In 1623 dan den lande ontvloden, begaf zich Cornelis naar de vluchthaven der remonstranten, Friedrichsstadt a.d. Eider, waar zij nog heden eene gemeente hebben. Hij was daar althans reeds 15 Nov. 1626 en hield er een winkel, waaruit hij waren aan de stad leverde; 24 Jan. 1627 benoemde de gemeente hem tot kerkmeester en 30 Mei 1623 ‘totten ordinarissen dienst der kercke alhier’ op een traktement van 600 mrk. uit de stadskas en na onderteekening van eenige artikelen, waarin hij o.a. gehoorzaamheid beloofde aan de ‘kerkelicke ordonnantie van 't jaar 1591, bij die van Holland provisionelick aengenomen’. Dat is Oldenbarnevelt's kerkorde van dat jaar, herziening van die van 1583, die, ware zij ingevoerd, der kerk grooter vrijheid gegeven had, dan zij nog ooit genoten had.
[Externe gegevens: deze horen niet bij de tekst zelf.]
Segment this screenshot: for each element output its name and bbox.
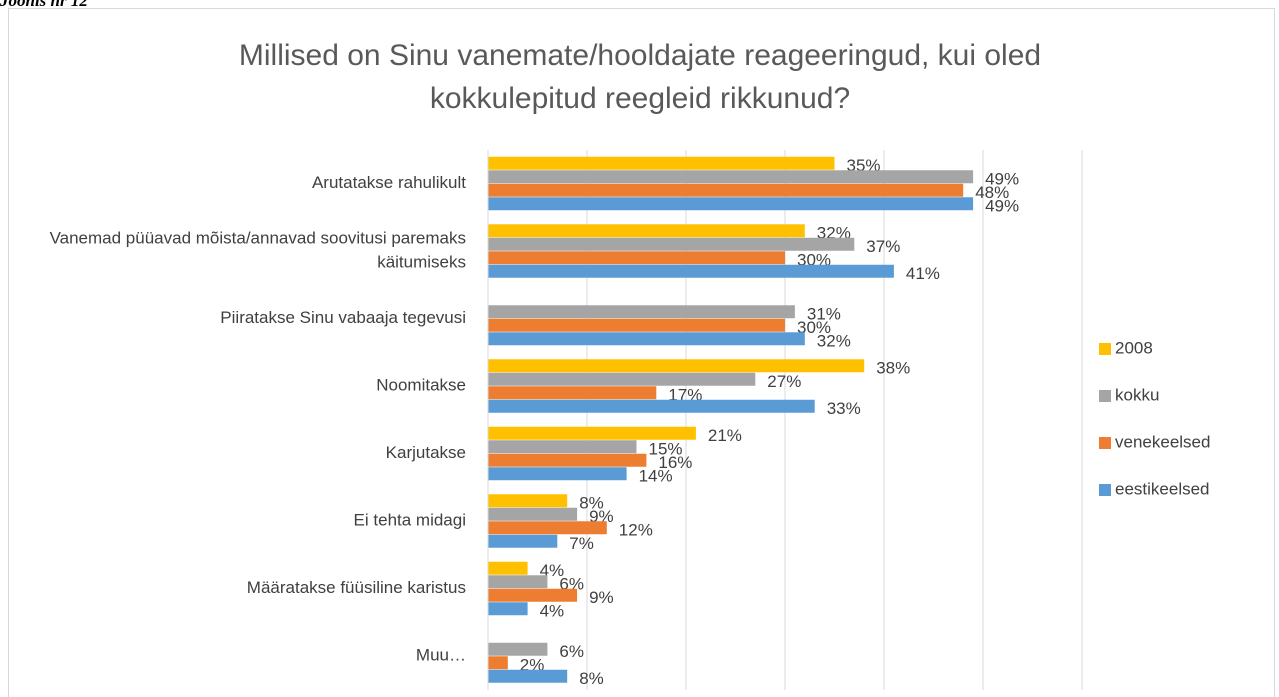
data-label: 6% xyxy=(559,574,584,593)
data-label: 15% xyxy=(649,439,683,458)
y-tick-label: Muu… xyxy=(416,646,466,665)
data-label: 8% xyxy=(579,669,604,688)
data-label: 4% xyxy=(540,601,565,620)
legend-label: 2008 xyxy=(1115,338,1153,357)
bar xyxy=(488,669,568,683)
bar xyxy=(488,332,805,346)
data-label: 30% xyxy=(797,250,831,269)
data-label: 4% xyxy=(540,561,565,580)
bar xyxy=(488,237,855,251)
data-label: 8% xyxy=(579,493,604,512)
data-label: 16% xyxy=(658,453,692,472)
data-label: 2% xyxy=(520,655,545,674)
bar xyxy=(488,426,696,440)
bar xyxy=(488,561,528,575)
data-label: 27% xyxy=(767,372,801,391)
bar xyxy=(488,386,657,400)
bar xyxy=(488,534,558,548)
legend-label: venekeelsed xyxy=(1115,432,1210,451)
data-label: 12% xyxy=(619,520,653,539)
data-label: 41% xyxy=(906,264,940,283)
data-label: 31% xyxy=(807,304,841,323)
data-label: 17% xyxy=(668,385,702,404)
bar xyxy=(488,251,785,265)
chart-title: Millised on Sinu vanemate/hooldajate rea… xyxy=(239,39,1041,115)
data-label: 9% xyxy=(589,507,614,526)
data-label: 14% xyxy=(639,466,673,485)
data-label: 48% xyxy=(975,183,1009,202)
data-label: 37% xyxy=(866,237,900,256)
bar xyxy=(488,440,637,454)
y-tick-label: Arutatakse rahulikult xyxy=(312,173,466,192)
data-label: 6% xyxy=(559,642,584,661)
legend-swatch xyxy=(1099,437,1111,449)
bar xyxy=(488,264,894,278)
data-label: 33% xyxy=(827,399,861,418)
legend-swatch xyxy=(1099,390,1111,402)
data-label: 21% xyxy=(708,426,742,445)
data-label: 38% xyxy=(876,358,910,377)
legend-swatch xyxy=(1099,484,1111,496)
bar xyxy=(488,359,865,373)
bar xyxy=(488,170,974,184)
bar xyxy=(488,521,607,535)
bar xyxy=(488,575,548,589)
legend-label: eestikeelsed xyxy=(1115,479,1210,498)
bar xyxy=(488,588,578,602)
y-tick-label: Piiratakse Sinu vabaaja tegevusi xyxy=(220,308,466,327)
bar xyxy=(488,318,785,332)
bar xyxy=(488,642,548,656)
bar xyxy=(488,197,974,211)
data-label: 49% xyxy=(985,196,1019,215)
y-tick-label: Vanemad püüavad mõista/annavad soovitusi… xyxy=(50,229,466,272)
bar xyxy=(488,453,647,467)
data-label: 9% xyxy=(589,588,614,607)
data-label: 7% xyxy=(569,534,594,553)
bar xyxy=(488,156,835,170)
data-label: 49% xyxy=(985,169,1019,188)
y-tick-label: Määratakse füüsiline karistus xyxy=(247,578,466,597)
bar xyxy=(488,372,756,386)
y-tick-label: Noomitakse xyxy=(376,376,466,395)
bar xyxy=(488,656,508,670)
data-label: 35% xyxy=(847,156,881,175)
data-label: 32% xyxy=(817,331,851,350)
bar xyxy=(488,399,815,413)
caption: Joonis nr 12 xyxy=(0,0,88,10)
bar xyxy=(488,183,964,197)
bar xyxy=(488,305,795,319)
legend-swatch xyxy=(1099,343,1111,355)
bar xyxy=(488,602,528,616)
y-tick-label: Karjutakse xyxy=(386,443,466,462)
bar xyxy=(488,467,627,481)
bar xyxy=(488,507,578,521)
bar xyxy=(488,494,568,508)
bar xyxy=(488,224,805,238)
data-label: 32% xyxy=(817,223,851,242)
data-label: 30% xyxy=(797,318,831,337)
chart-frame xyxy=(8,8,1275,697)
legend-label: kokku xyxy=(1115,385,1159,404)
y-tick-label: Ei tehta midagi xyxy=(354,511,466,530)
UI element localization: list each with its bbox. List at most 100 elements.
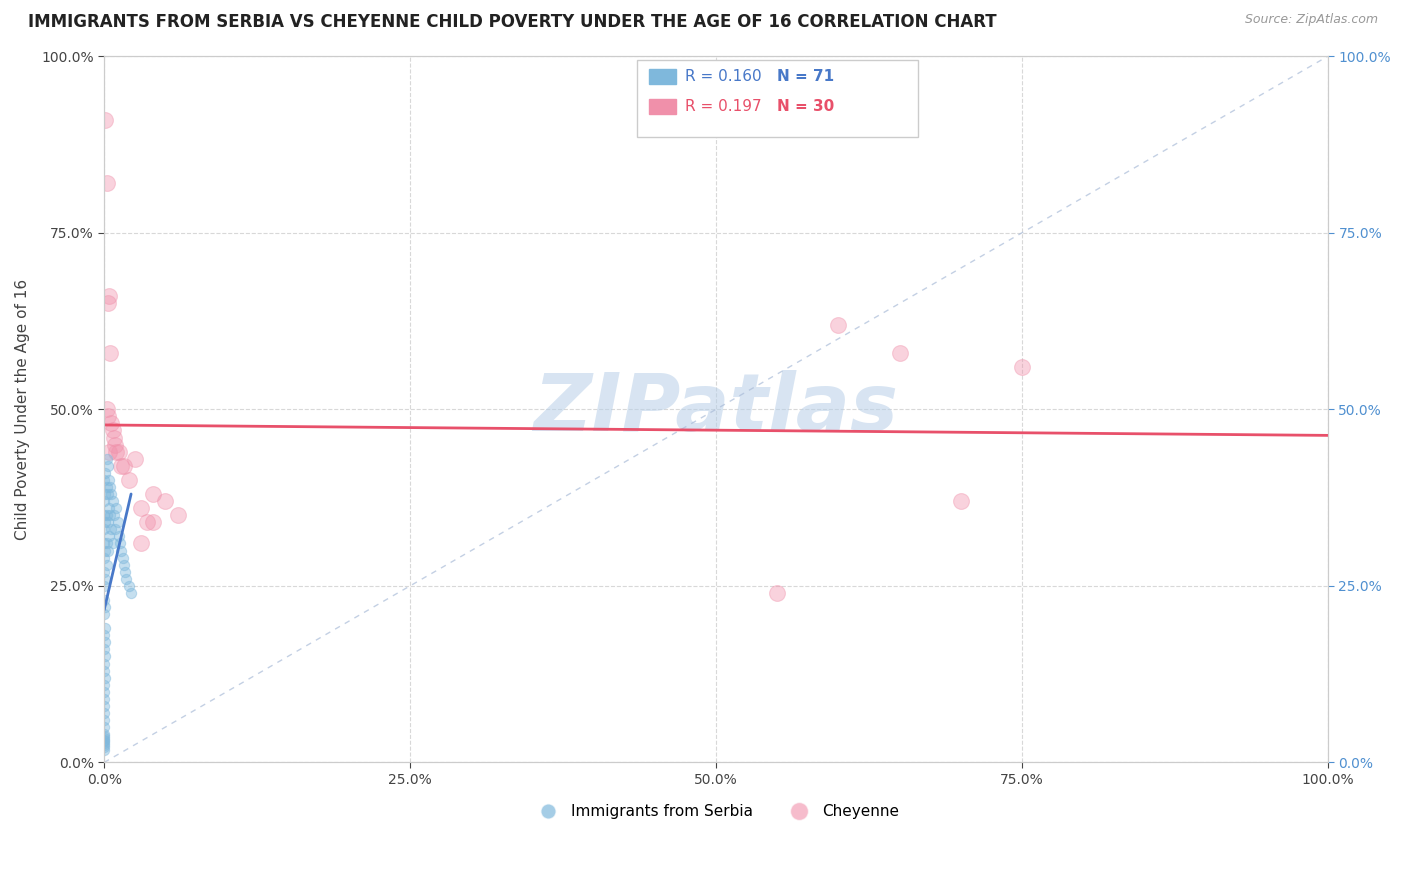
Point	[93, 678, 115, 692]
Point	[94, 543, 117, 558]
Point	[97, 458, 120, 473]
Point	[110, 543, 132, 558]
Point	[93, 579, 115, 593]
Point	[100, 487, 122, 501]
Point	[96, 402, 118, 417]
Point	[94, 572, 117, 586]
Point	[93, 522, 115, 536]
Point	[93, 691, 115, 706]
Text: ZIPatlas: ZIPatlas	[533, 370, 898, 449]
Point	[100, 522, 122, 536]
Point	[129, 536, 152, 550]
Point	[96, 176, 118, 190]
Text: Source: ZipAtlas.com: Source: ZipAtlas.com	[1244, 13, 1378, 27]
Text: R = 0.197: R = 0.197	[686, 99, 762, 114]
Point	[98, 529, 121, 543]
Point	[117, 473, 139, 487]
Point	[97, 543, 120, 558]
FancyBboxPatch shape	[637, 60, 918, 137]
Point	[93, 734, 115, 748]
Point	[949, 494, 972, 508]
Point	[1011, 359, 1033, 374]
Point	[94, 466, 117, 480]
Point	[98, 473, 121, 487]
Point	[105, 501, 128, 516]
Point	[93, 565, 115, 579]
Point	[93, 736, 115, 750]
Point	[93, 720, 115, 734]
Point	[93, 508, 115, 523]
Point	[94, 671, 117, 685]
Point	[97, 409, 120, 424]
Point	[155, 494, 177, 508]
Point	[93, 732, 115, 747]
Point	[93, 729, 115, 743]
Point	[98, 501, 121, 516]
Point	[104, 522, 127, 536]
Point	[93, 713, 115, 727]
Point	[93, 657, 115, 671]
Point	[889, 346, 911, 360]
Point	[98, 480, 121, 494]
Point	[105, 444, 128, 458]
Point	[129, 501, 152, 516]
Text: IMMIGRANTS FROM SERBIA VS CHEYENNE CHILD POVERTY UNDER THE AGE OF 16 CORRELATION: IMMIGRANTS FROM SERBIA VS CHEYENNE CHILD…	[28, 13, 997, 31]
Point	[96, 536, 118, 550]
Point	[93, 664, 115, 678]
Bar	[648, 98, 676, 114]
Point	[108, 529, 131, 543]
Point	[93, 593, 115, 607]
Point	[108, 444, 131, 458]
Point	[827, 318, 849, 332]
Point	[94, 635, 117, 649]
Point	[98, 346, 121, 360]
Point	[107, 516, 129, 530]
Bar	[648, 69, 676, 85]
Point	[114, 565, 136, 579]
Point	[120, 586, 142, 600]
Point	[142, 516, 165, 530]
Point	[93, 607, 115, 621]
Point	[104, 437, 127, 451]
Point	[97, 296, 120, 310]
Point	[94, 600, 117, 615]
Point	[93, 494, 115, 508]
Point	[93, 738, 115, 752]
Point	[96, 451, 118, 466]
Point	[93, 473, 115, 487]
Point	[93, 727, 115, 741]
Point	[101, 494, 124, 508]
Point	[97, 487, 120, 501]
Point	[110, 458, 132, 473]
Text: R = 0.160: R = 0.160	[686, 70, 762, 84]
Point	[96, 480, 118, 494]
Point	[142, 487, 165, 501]
Text: N = 71: N = 71	[778, 70, 834, 84]
Point	[93, 739, 115, 754]
Point	[96, 508, 118, 523]
Point	[93, 550, 115, 565]
Point	[93, 685, 115, 699]
Y-axis label: Child Poverty Under the Age of 16: Child Poverty Under the Age of 16	[15, 278, 30, 540]
Point	[766, 586, 789, 600]
Point	[136, 516, 159, 530]
Point	[98, 289, 121, 303]
Legend: Immigrants from Serbia, Cheyenne: Immigrants from Serbia, Cheyenne	[527, 798, 905, 825]
Point	[94, 516, 117, 530]
Point	[94, 487, 117, 501]
Point	[94, 112, 117, 127]
Point	[93, 536, 115, 550]
Point	[93, 731, 115, 745]
Point	[94, 649, 117, 664]
Point	[103, 431, 125, 445]
Point	[115, 572, 138, 586]
Point	[96, 558, 118, 572]
Point	[94, 621, 117, 635]
Point	[93, 706, 115, 720]
Point	[112, 458, 135, 473]
Point	[124, 451, 146, 466]
Point	[101, 424, 124, 438]
Point	[111, 550, 134, 565]
Point	[97, 516, 120, 530]
Point	[103, 508, 125, 523]
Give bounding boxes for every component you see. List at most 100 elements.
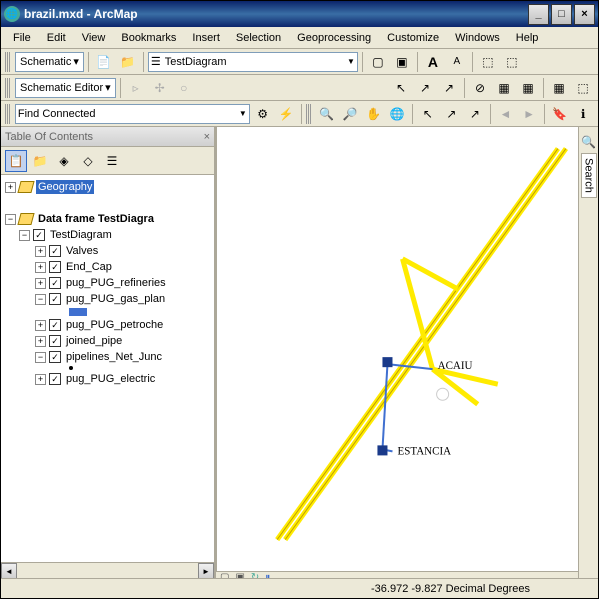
tool-icon[interactable]: ▦ <box>517 77 539 99</box>
toc-tree: + Geography − Data frame TestDiagra − ✓ … <box>1 175 214 562</box>
toc-panel: Table Of Contents × 📋 📁 ◈ ◇ ☰ + Geograph… <box>1 127 216 578</box>
expand-icon[interactable]: + <box>35 336 46 347</box>
search-icon[interactable]: 🔍 <box>581 135 596 149</box>
list-by-visibility-icon[interactable]: ◈ <box>53 150 75 172</box>
toc-close-icon[interactable]: × <box>204 131 210 143</box>
tool-icon[interactable]: ⬚ <box>501 51 523 73</box>
pan-icon[interactable]: ✋ <box>363 103 385 125</box>
tool-icon[interactable]: ▣ <box>391 51 413 73</box>
collapse-icon[interactable]: − <box>19 230 30 241</box>
editor-dropdown[interactable]: Schematic Editor▾ <box>15 78 116 98</box>
new-diagram-icon[interactable]: 📄 <box>93 51 115 73</box>
full-extent-icon[interactable]: 🌐 <box>387 103 409 125</box>
move-tool-icon[interactable]: ✢ <box>149 77 171 99</box>
expand-icon[interactable]: + <box>35 278 46 289</box>
options-icon[interactable]: ☰ <box>101 150 123 172</box>
next-icon[interactable]: ► <box>518 103 540 125</box>
tree-item-joinedpipe[interactable]: + ✓ joined_pipe <box>3 333 212 349</box>
tool-icon[interactable]: ▢ <box>367 51 389 73</box>
checkbox[interactable]: ✓ <box>49 277 61 289</box>
tree-item-pipelines[interactable]: − ✓ pipelines_Net_Junc <box>3 349 212 365</box>
tree-item-valves[interactable]: + ✓ Valves <box>3 243 212 259</box>
open-diagram-icon[interactable]: 📁 <box>117 51 139 73</box>
bookmark-icon[interactable]: 🔖 <box>549 103 571 125</box>
arrow-ne-icon[interactable]: ↗ <box>438 77 460 99</box>
search-tab[interactable]: Search <box>581 153 597 198</box>
menu-edit[interactable]: Edit <box>39 30 74 46</box>
tool-icon[interactable]: ○ <box>173 77 195 99</box>
list-by-source-icon[interactable]: 📁 <box>29 150 51 172</box>
tool-icon[interactable]: ▦ <box>548 77 570 99</box>
tree-item-gasplan[interactable]: − ✓ pug_PUG_gas_plan <box>3 291 212 307</box>
menu-bookmarks[interactable]: Bookmarks <box>113 30 184 46</box>
list-by-drawing-icon[interactable]: 📋 <box>5 150 27 172</box>
scroll-left-icon[interactable]: ◄ <box>1 563 17 578</box>
menu-help[interactable]: Help <box>508 30 547 46</box>
collapse-icon[interactable]: − <box>35 352 46 363</box>
checkbox[interactable]: ✓ <box>49 261 61 273</box>
checkbox[interactable]: ✓ <box>49 245 61 257</box>
menu-customize[interactable]: Customize <box>379 30 447 46</box>
grip[interactable] <box>5 52 11 72</box>
grip[interactable] <box>5 78 11 98</box>
font-increase-icon[interactable]: A <box>422 51 444 73</box>
scroll-right-icon[interactable]: ► <box>198 563 214 578</box>
collapse-icon[interactable]: − <box>5 214 16 225</box>
toc-scrollbar[interactable]: ◄ ► <box>1 562 214 578</box>
arrow-ne-icon[interactable]: ↗ <box>441 103 463 125</box>
tree-item-endcap[interactable]: + ✓ End_Cap <box>3 259 212 275</box>
maximize-button[interactable]: □ <box>551 4 572 25</box>
menu-geoprocessing[interactable]: Geoprocessing <box>289 30 379 46</box>
tool-icon[interactable]: ⬚ <box>572 77 594 99</box>
checkbox[interactable]: ✓ <box>49 319 61 331</box>
list-by-selection-icon[interactable]: ◇ <box>77 150 99 172</box>
clear-icon[interactable]: ⊘ <box>469 77 491 99</box>
font-decrease-icon[interactable]: A <box>446 51 468 73</box>
collapse-icon[interactable]: − <box>35 294 46 305</box>
minimize-button[interactable]: _ <box>528 4 549 25</box>
checkbox[interactable]: ✓ <box>49 335 61 347</box>
tree-item-petroche[interactable]: + ✓ pug_PUG_petroche <box>3 317 212 333</box>
expand-icon[interactable]: + <box>35 262 46 273</box>
info-icon[interactable]: ℹ <box>572 103 594 125</box>
arrow-ne-icon[interactable]: ↗ <box>464 103 486 125</box>
menu-file[interactable]: File <box>5 30 39 46</box>
close-button[interactable]: × <box>574 4 595 25</box>
grip[interactable] <box>306 104 312 124</box>
map-view[interactable]: ACAIU ESTANCIA <box>216 127 578 571</box>
expand-icon[interactable]: + <box>35 374 46 385</box>
zoom-out-icon[interactable]: 🔎 <box>339 103 361 125</box>
prev-icon[interactable]: ◄ <box>495 103 517 125</box>
main-area: Table Of Contents × 📋 📁 ◈ ◇ ☰ + Geograph… <box>1 127 598 578</box>
checkbox[interactable]: ✓ <box>49 293 61 305</box>
expand-icon[interactable]: + <box>35 320 46 331</box>
lightning-icon[interactable]: ⚡ <box>275 103 297 125</box>
tree-item-dataframe[interactable]: − Data frame TestDiagra <box>3 211 212 227</box>
expand-icon[interactable]: + <box>5 182 16 193</box>
run-icon[interactable]: ⚙ <box>252 103 274 125</box>
arrow-nw-icon[interactable]: ↖ <box>417 103 439 125</box>
grip[interactable] <box>5 104 11 124</box>
find-connected-input[interactable]: Find Connected ▼ <box>15 104 250 124</box>
menu-selection[interactable]: Selection <box>228 30 289 46</box>
tree-item-refineries[interactable]: + ✓ pug_PUG_refineries <box>3 275 212 291</box>
tree-item-electric[interactable]: + ✓ pug_PUG_electric <box>3 371 212 387</box>
tool-icon[interactable]: ⬚ <box>477 51 499 73</box>
checkbox[interactable]: ✓ <box>33 229 45 241</box>
diagram-selector[interactable]: ☰ TestDiagram ▼ <box>148 52 358 72</box>
arrow-ne-icon[interactable]: ↗ <box>414 77 436 99</box>
zoom-in-icon[interactable]: 🔍 <box>316 103 338 125</box>
select-tool-icon[interactable]: ▹ <box>125 77 147 99</box>
checkbox[interactable]: ✓ <box>49 373 61 385</box>
scroll-track[interactable] <box>17 563 198 578</box>
menu-insert[interactable]: Insert <box>184 30 228 46</box>
menu-view[interactable]: View <box>74 30 114 46</box>
tool-icon[interactable]: ▦ <box>493 77 515 99</box>
tree-item-geography[interactable]: + Geography <box>3 179 212 195</box>
arrow-nw-icon[interactable]: ↖ <box>390 77 412 99</box>
menu-windows[interactable]: Windows <box>447 30 508 46</box>
expand-icon[interactable]: + <box>35 246 46 257</box>
schematic-dropdown[interactable]: Schematic▾ <box>15 52 84 72</box>
tree-item-testdiagram[interactable]: − ✓ TestDiagram <box>3 227 212 243</box>
checkbox[interactable]: ✓ <box>49 351 61 363</box>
Na acht jaren de gemeente te hebben gediend, bekroop G. de lust het vaderland terug te zien, waarin hij immers weer vrij komen mocht, hij verzocht 3 Aug. 1640 ontslag, maar liet zich tot blijven overreden tot 13 Mei 1647, toen hij inderdaad ging. Hij begaf zich naar Hoorn, waar Directeuren der rem. sociëteit, 21 Sept. 1648 zijn beroep goedkeurden en waar hij is overleden. In de nog te schrijven geschiedenis der rem. broederschap zal hij met eere zijne plaats innemen.

Zie: Alb. stud. LB. kol. 79; Duker, Gisb. Voetius I bijl. XLII en CIV, 270-274; van Alphen, N.K. Handb. 1907, Bijl. 125; Reitsma en van Veen, Acta III, 431, 471 vlgg.; Brandt, Ref. III, 928-932; IV, 935-940, 1076 vlg.; Paschier de Fijne, Een frisschen dronk enz. (Verzam. d. tractaaten, 1736, II, 549); Jac. Regenboog, Hist. d. Rem. II, 358 vlg., 377, 381; Tideman, De rem. broederschap, 248, 321 vlgg. (volgens in mijn ex. bijgeschreven aanvullingen); L. Knappert, Gesch. d.N.H.K. I, 66-69; Glasius, Godg. Ned. I, 504 vlg.